ABOUT ME
E-Mail: cornek@itu.edu.tr | Phone: +90 212 285 68 64
Cem Örnek conducts comprehensive research on material degradation and deterioration mechanisms, with a particular emphasis on localized corrosion and crack formation. His work focuses on developing advanced materials and surface engineering solutions for the automotive, steel manufacturing, energy, and biomedical industries.
His expertise includes next-generation microstructure modelling and characterization, integrating corrosion considerations into material design, innovative microstructures, and functional coatings. He employs computational and experimental approaches to investigate and enhance the hydrogen-trapping capabilities of nanoparticles and intermetallic compounds with the aim to combat hydrogen embrittlement, as well as their influence on corrosion resistance.

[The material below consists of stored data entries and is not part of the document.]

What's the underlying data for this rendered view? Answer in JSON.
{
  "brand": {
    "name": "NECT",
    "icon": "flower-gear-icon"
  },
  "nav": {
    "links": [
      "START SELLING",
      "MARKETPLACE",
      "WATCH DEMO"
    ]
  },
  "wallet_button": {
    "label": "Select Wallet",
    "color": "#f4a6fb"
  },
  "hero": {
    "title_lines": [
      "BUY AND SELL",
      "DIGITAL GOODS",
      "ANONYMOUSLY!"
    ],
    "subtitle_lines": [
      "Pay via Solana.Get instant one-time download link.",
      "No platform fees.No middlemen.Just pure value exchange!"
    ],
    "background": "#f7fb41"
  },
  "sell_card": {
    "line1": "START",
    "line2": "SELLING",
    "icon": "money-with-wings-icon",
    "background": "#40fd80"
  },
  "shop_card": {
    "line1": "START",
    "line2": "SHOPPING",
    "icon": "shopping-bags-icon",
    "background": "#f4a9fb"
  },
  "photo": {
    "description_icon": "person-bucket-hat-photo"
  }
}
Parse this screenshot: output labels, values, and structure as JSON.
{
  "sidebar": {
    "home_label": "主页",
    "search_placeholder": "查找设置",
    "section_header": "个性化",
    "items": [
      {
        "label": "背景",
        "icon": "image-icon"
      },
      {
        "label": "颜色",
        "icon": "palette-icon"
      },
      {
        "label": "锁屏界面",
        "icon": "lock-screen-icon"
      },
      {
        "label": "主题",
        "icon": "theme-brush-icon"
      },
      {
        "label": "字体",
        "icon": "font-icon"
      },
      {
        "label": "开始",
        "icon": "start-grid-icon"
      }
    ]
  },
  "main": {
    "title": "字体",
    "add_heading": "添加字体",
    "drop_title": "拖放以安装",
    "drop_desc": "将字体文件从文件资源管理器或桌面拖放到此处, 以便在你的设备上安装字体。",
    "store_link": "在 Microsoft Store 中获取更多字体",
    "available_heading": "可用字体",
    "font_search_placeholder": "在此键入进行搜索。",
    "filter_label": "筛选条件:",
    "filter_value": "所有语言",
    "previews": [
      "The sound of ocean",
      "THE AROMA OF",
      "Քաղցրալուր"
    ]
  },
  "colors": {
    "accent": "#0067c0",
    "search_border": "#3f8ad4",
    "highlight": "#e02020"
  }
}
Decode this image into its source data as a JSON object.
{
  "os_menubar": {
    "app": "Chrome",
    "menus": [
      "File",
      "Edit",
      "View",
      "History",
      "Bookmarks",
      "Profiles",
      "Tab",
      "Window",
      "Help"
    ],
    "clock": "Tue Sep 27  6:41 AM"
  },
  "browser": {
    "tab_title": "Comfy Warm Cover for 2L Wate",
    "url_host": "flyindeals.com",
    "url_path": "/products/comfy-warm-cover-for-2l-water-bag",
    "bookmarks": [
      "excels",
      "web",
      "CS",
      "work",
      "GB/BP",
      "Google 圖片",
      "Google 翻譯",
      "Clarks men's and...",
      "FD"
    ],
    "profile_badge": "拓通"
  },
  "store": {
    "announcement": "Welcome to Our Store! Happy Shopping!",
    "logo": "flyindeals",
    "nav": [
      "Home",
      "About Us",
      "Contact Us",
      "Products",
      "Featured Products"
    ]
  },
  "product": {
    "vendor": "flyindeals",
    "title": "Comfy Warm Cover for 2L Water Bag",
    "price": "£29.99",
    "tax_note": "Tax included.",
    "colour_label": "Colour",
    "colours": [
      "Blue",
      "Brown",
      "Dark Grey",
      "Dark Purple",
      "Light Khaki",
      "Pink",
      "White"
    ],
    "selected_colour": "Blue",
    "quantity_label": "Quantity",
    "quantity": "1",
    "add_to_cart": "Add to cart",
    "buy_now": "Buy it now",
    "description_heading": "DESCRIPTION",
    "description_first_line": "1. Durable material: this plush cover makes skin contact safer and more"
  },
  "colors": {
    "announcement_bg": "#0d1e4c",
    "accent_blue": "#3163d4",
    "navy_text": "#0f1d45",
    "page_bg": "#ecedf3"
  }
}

Dr. Örnek also specializes in tribology (friction, wear, and lubrication science) and tribocorrosion (the interplay of wear and corrosion mechanisms), focusing on the development of surface engineering solutions for high-temperature and extreme environments. His research includes advanced surface technologies, such as physical vapor deposition (PVD) coatings, aimed at improving mechanical wear resistance and corrosion protection.
In the biomedical sector, he designs biocompatible, high-corrosion-resistant, and multifunctional coatings, while also exploring the applicability of high-entropy alloys and other advanced materials. His work extends to hydrogen permeation barriers, cathodic protection strategies, and smart material systems, contributing to cutting-edge innovations in these fields.
His experimental research leverages real-time, time- and spatially-resolved operando synchrotron techniques to investigate corrosion and material degradation mechanisms under real-world conditions. Additionally, he utilizes density functional theory (DFT) modeling and computational materials science methods to analyze the role of corrosion and hydrogen embrittlement in material design.
At The Department of Metallurgical and Materials Engineering, he teaches Corrosion and Corrosion Protection, Surface Treatments, Materials Science, Statistics and Probability, and MATLAB Programming. Through his interdisciplinary research, he continues to advance innovative material solutions for the automotive, steel manufacturing, energy, and nanotechnology sectors.
He also serves as the Director of ITUnano - Nanotechnology Research Center.